Although 85% Germans say that society should be open to all religions, and 67% believe that "every religion has a core of truth," fully 50% of Germans believe that Islam does not belong to Germany.
The survey also shows that Muslims possess the strongest religious identity in Germany. Some 90% of Muslims believe that religion is somewhat or very important, 40% rate themselves as very religious, and 30% of Muslims visit the mosque on a regular basis. By contrast, only 18% of Protestant Christians attend church on a regular basis.
According to the survey, nearly 40% of Muslims in Germany believe Islam "has a monopoly on the truth" and that other religions are patently false.

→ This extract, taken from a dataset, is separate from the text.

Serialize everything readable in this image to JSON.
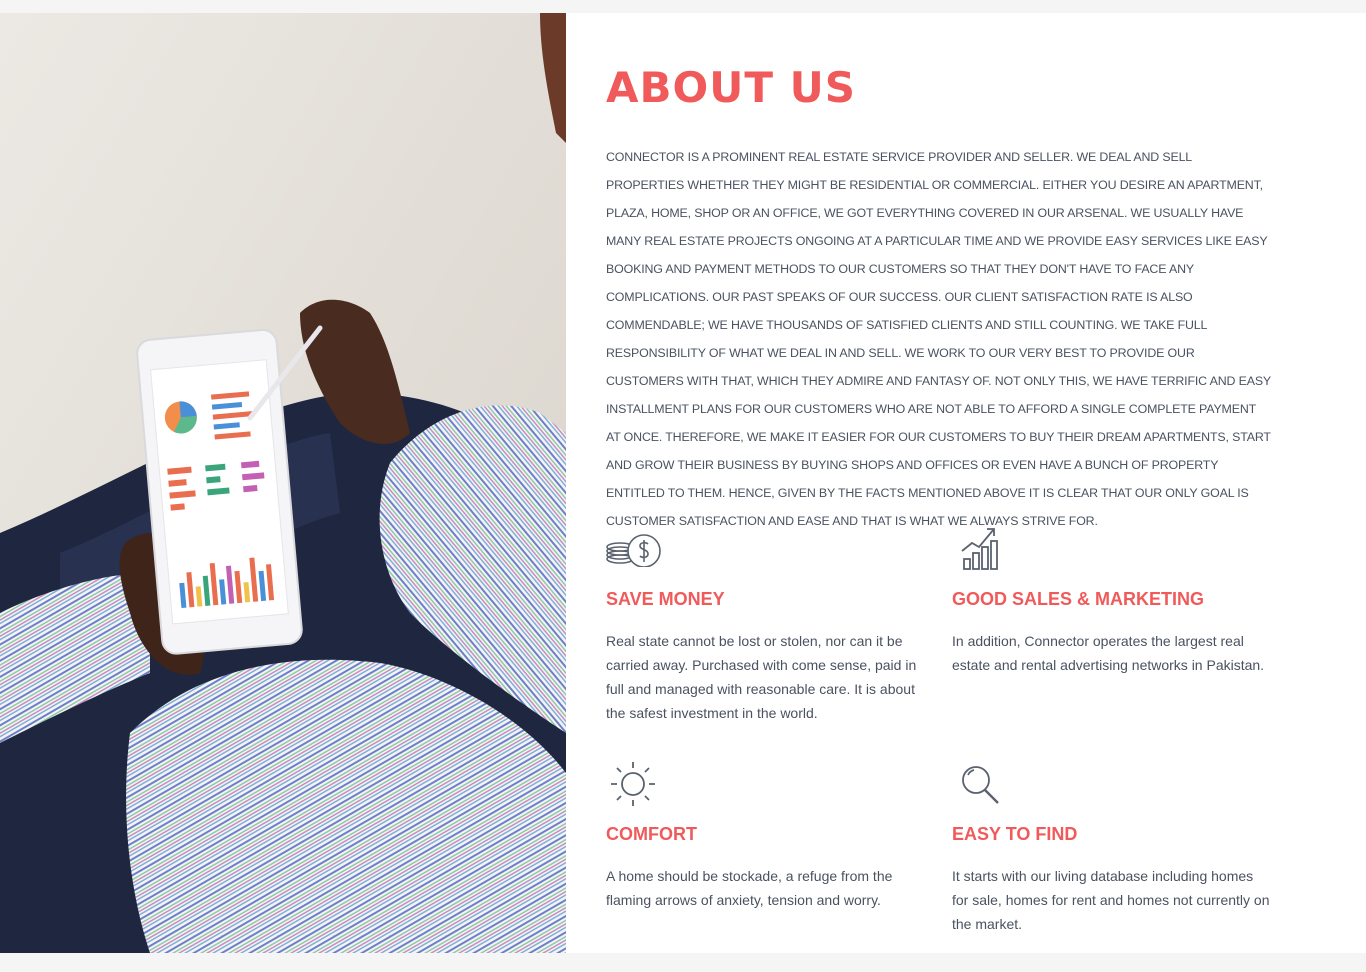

The poll shows that nearly 20% of Muslims in Germany believe that "only politicians who believe in God are suitable for public office." More than 30% of Muslims believe that Muslim religious leaders should have more influence on government decision-making.

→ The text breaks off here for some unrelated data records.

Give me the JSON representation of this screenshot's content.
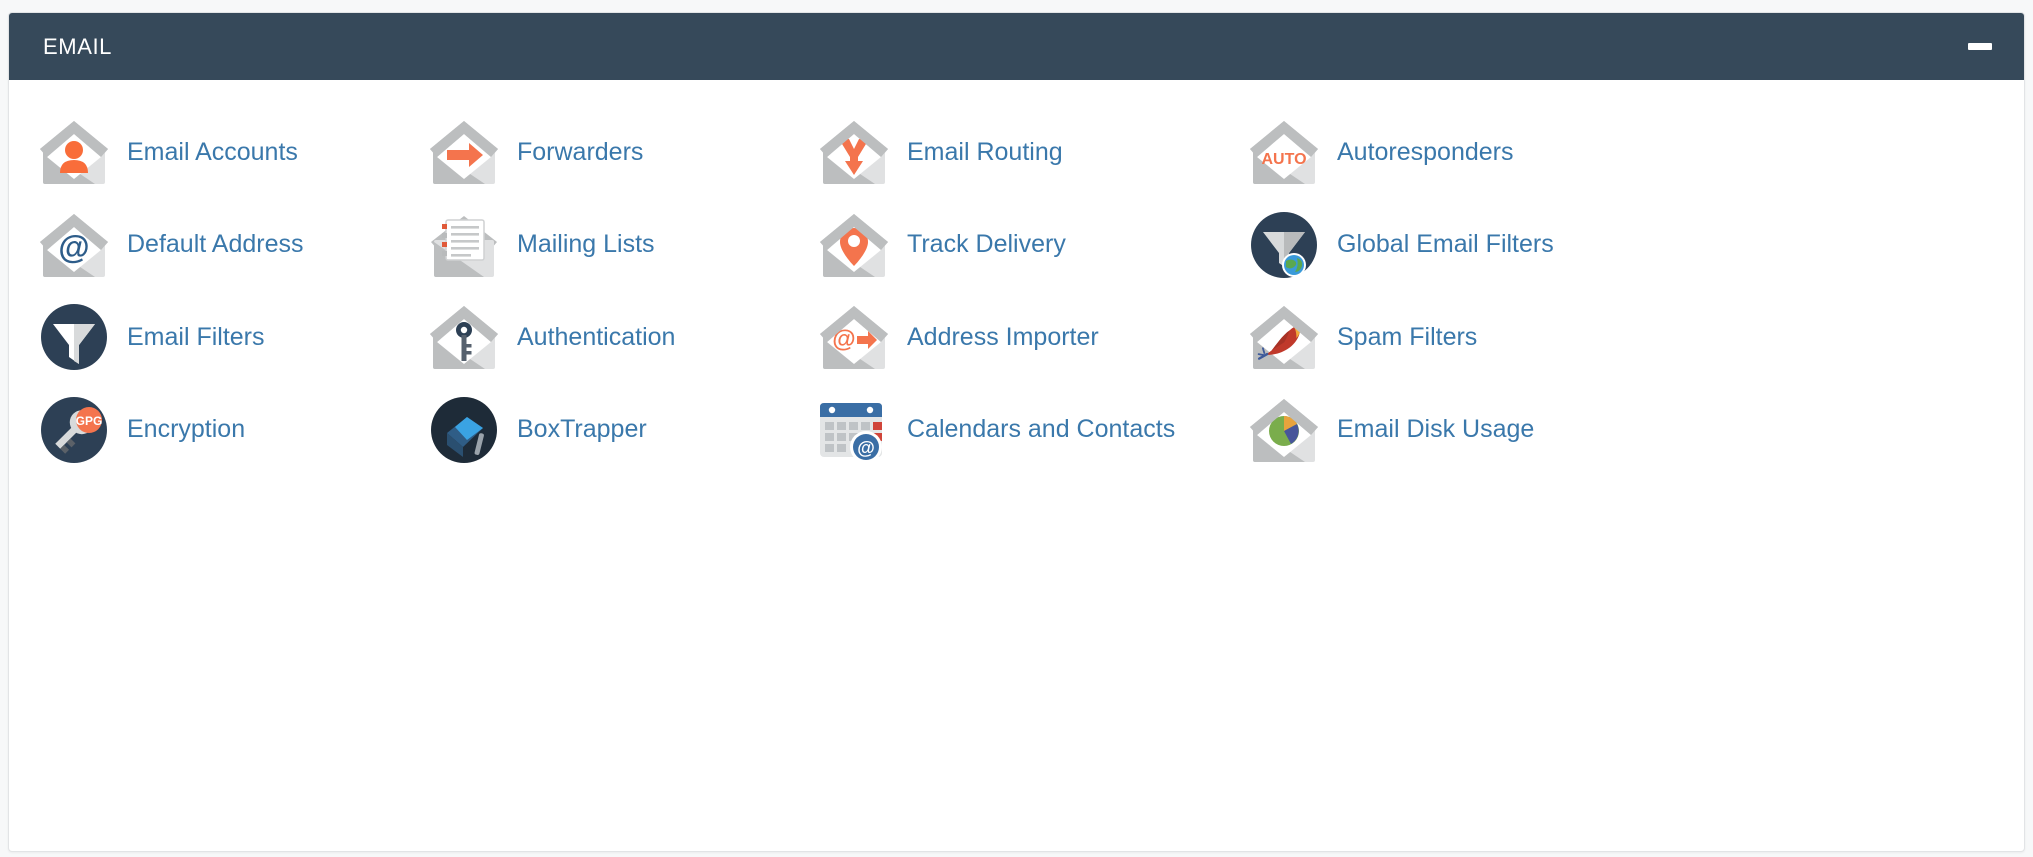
{
  "panel": {
    "title": "EMAIL",
    "collapse_label": "Collapse",
    "collapse_icon": "minus-icon",
    "header_color": "#36495a",
    "link_color": "#3a78ab",
    "accent_orange": "#f4744d",
    "accent_navy": "#2d4055",
    "background": "#ffffff"
  },
  "items": [
    {
      "label": "Email Accounts",
      "icon": "envelope-person-icon",
      "name": "email-accounts"
    },
    {
      "label": "Forwarders",
      "icon": "envelope-arrow-icon",
      "name": "forwarders"
    },
    {
      "label": "Email Routing",
      "icon": "envelope-routing-icon",
      "name": "email-routing"
    },
    {
      "label": "Autoresponders",
      "icon": "envelope-auto-icon",
      "name": "autoresponders"
    },
    {
      "label": "Default Address",
      "icon": "envelope-at-icon",
      "name": "default-address"
    },
    {
      "label": "Mailing Lists",
      "icon": "envelope-list-icon",
      "name": "mailing-lists"
    },
    {
      "label": "Track Delivery",
      "icon": "envelope-pin-icon",
      "name": "track-delivery"
    },
    {
      "label": "Global Email Filters",
      "icon": "funnel-globe-icon",
      "name": "global-email-filters"
    },
    {
      "label": "Email Filters",
      "icon": "funnel-icon",
      "name": "email-filters"
    },
    {
      "label": "Authentication",
      "icon": "envelope-key-icon",
      "name": "authentication"
    },
    {
      "label": "Address Importer",
      "icon": "envelope-at-arrow-icon",
      "name": "address-importer"
    },
    {
      "label": "Spam Filters",
      "icon": "envelope-feather-icon",
      "name": "spam-filters"
    },
    {
      "label": "Encryption",
      "icon": "key-gpg-icon",
      "name": "encryption"
    },
    {
      "label": "BoxTrapper",
      "icon": "box-trap-icon",
      "name": "boxtrapper"
    },
    {
      "label": "Calendars and Contacts",
      "icon": "calendar-at-icon",
      "name": "calendars-and-contacts"
    },
    {
      "label": "Email Disk Usage",
      "icon": "envelope-pie-icon",
      "name": "email-disk-usage"
    }
  ]
}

Although 80% of Muslims in Germany say they believe "democracy is a good form of government," the survey also shows that only 24% of Muslims are involved in civil society activities outside of work and family. Bertelsmann explains the statistical disconnect in this way: "The strong collective attachment to family, which prioritizes family relationships over civil society activities, probably plays a role."
The survey results are undeniably bad news for multiculturalists, who are now busy casting the blame for "Islamophobia" on German ignorance and portraying Muslim immigrants as victims of "negative stereotypes."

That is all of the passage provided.